To provide mechanistic insight, several studies were carried out to understand the efficiency and high diastereoselectivity of this transformation. We hypothesized that both acyclic (Z)- and (E)-alkenes would convert to the same trans-aminoarylation diastereomer due to bond rotation outcompeting cyclization of intermediate III. Notably, performing the titleaminoarylation with (Z)-anethole afforded a nearly identical yield of 9 (72%), in comparison to (E)-anethole (82%), while diastereomer 9’ was not observed (Figure 4A). Reaction progress analysis by ¹H-NMR spectroscopy of (Z)-anethole aminoarylation reveals that (E)-anethole is generated during the reaction (Figure 4B). Based on this observation, we examined the rates of isomerization for each anethole isomer to the photostationary state (Figure 4C). This revealed a photostationary state of 1.4:1 (Z:E), with the initial rate of (Z)-anethole isomerization being much faster than (E)-anethole isomerization (Figure S4, S8-S10) (43). Furthermore, initial rate analysis of aminoarylation shows alkene consumption to be slower (Figure S6) than (Z)-anethole isomerization (Figure S8, S9). These data suggest the diastereoselectivity arises from either, but not exclusively, a kinetically favored generation of (E)-anethole radical cation and subsequent aminoarylation; or a thermodynamic preference of radical intermediate III to adopt an anti-periplanar conformation between the para-methoxyphenyl (PMP) and methyl substituents prior to cyclization (Figure 4D). One other competing possibility is that (E)-anethole radical cation reacts with 2 faster than (Z)-anethole radical cation. Overall, these mechanistic details describe how the combination of a Smiles-Truce aryl transfer and radical cation chemistry can be combined into a highly diastereoconvergent alkene aminoarylation.

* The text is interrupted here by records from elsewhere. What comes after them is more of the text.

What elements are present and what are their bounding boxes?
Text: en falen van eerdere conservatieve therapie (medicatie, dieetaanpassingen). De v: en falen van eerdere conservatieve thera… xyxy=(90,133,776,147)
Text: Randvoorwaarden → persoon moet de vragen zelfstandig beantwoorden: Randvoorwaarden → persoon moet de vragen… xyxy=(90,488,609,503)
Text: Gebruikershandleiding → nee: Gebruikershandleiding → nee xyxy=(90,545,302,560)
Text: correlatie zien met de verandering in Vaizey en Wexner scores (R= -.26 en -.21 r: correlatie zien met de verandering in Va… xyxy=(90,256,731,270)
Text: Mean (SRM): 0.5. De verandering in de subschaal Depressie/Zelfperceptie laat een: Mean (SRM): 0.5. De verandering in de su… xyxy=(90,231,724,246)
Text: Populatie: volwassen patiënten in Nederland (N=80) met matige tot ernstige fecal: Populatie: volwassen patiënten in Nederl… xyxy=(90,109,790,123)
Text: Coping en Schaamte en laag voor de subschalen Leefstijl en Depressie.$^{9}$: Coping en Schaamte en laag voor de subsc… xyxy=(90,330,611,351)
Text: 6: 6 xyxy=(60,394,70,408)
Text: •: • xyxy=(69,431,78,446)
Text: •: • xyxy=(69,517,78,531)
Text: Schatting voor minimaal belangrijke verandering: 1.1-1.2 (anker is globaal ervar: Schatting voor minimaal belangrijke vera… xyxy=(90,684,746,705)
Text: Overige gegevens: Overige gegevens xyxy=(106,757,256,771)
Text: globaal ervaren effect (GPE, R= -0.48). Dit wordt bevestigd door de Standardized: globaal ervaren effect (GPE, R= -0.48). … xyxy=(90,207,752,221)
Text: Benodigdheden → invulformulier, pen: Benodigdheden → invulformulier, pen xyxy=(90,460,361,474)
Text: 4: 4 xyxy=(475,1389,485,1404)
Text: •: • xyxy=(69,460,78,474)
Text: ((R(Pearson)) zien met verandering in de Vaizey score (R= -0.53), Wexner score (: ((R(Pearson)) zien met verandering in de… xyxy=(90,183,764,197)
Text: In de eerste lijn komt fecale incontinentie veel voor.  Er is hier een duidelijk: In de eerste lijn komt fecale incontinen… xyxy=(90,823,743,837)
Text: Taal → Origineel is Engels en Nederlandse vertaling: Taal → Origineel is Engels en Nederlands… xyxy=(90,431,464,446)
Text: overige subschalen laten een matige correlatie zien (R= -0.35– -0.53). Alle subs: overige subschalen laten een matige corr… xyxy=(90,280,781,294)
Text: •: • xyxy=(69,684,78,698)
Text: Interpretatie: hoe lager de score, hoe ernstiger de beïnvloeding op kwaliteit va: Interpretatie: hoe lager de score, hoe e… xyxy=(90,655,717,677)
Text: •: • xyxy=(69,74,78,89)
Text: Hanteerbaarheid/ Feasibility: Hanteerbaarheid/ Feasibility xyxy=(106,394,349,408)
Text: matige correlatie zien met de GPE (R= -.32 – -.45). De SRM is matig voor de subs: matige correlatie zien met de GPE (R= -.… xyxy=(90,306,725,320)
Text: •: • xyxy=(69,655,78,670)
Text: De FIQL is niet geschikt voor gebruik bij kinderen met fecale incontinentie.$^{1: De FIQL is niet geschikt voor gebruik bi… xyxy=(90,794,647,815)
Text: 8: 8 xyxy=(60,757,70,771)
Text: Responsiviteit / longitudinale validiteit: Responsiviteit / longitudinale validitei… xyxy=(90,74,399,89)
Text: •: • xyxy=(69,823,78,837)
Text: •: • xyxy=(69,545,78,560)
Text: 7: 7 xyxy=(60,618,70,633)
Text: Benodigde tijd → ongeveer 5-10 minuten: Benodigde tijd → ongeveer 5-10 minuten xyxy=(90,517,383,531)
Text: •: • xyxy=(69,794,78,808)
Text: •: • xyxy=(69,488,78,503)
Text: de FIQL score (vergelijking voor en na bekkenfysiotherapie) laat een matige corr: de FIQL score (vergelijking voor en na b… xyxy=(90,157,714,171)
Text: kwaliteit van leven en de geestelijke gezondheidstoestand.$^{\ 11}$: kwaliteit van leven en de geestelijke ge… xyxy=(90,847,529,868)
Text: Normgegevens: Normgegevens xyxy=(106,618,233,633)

Figure 4. Experiments to probe reaction mechanism.

(A) Aminoarylation with (Z)-anethole (28). (B) Tracking reaction progress for aminoarylation with (Z)-anethole (28) (▲ = 2, ■ = (Z)-anethole, ♦ = 9, ■ = (E)-anethole). (C) Determination of the photostationary state for anethole isomers catalyzed by 3. (D) Favored and disfavored conformations for intermediate III.

In conclusion, given the current availability of sulfonamide building blocks along with the ubiquity of alkenes as feedstock substrates, we view the method to be a highly enabling platform for research efforts synthesizing the arylethylamine pharmacophore diastereoselectively in a single operation.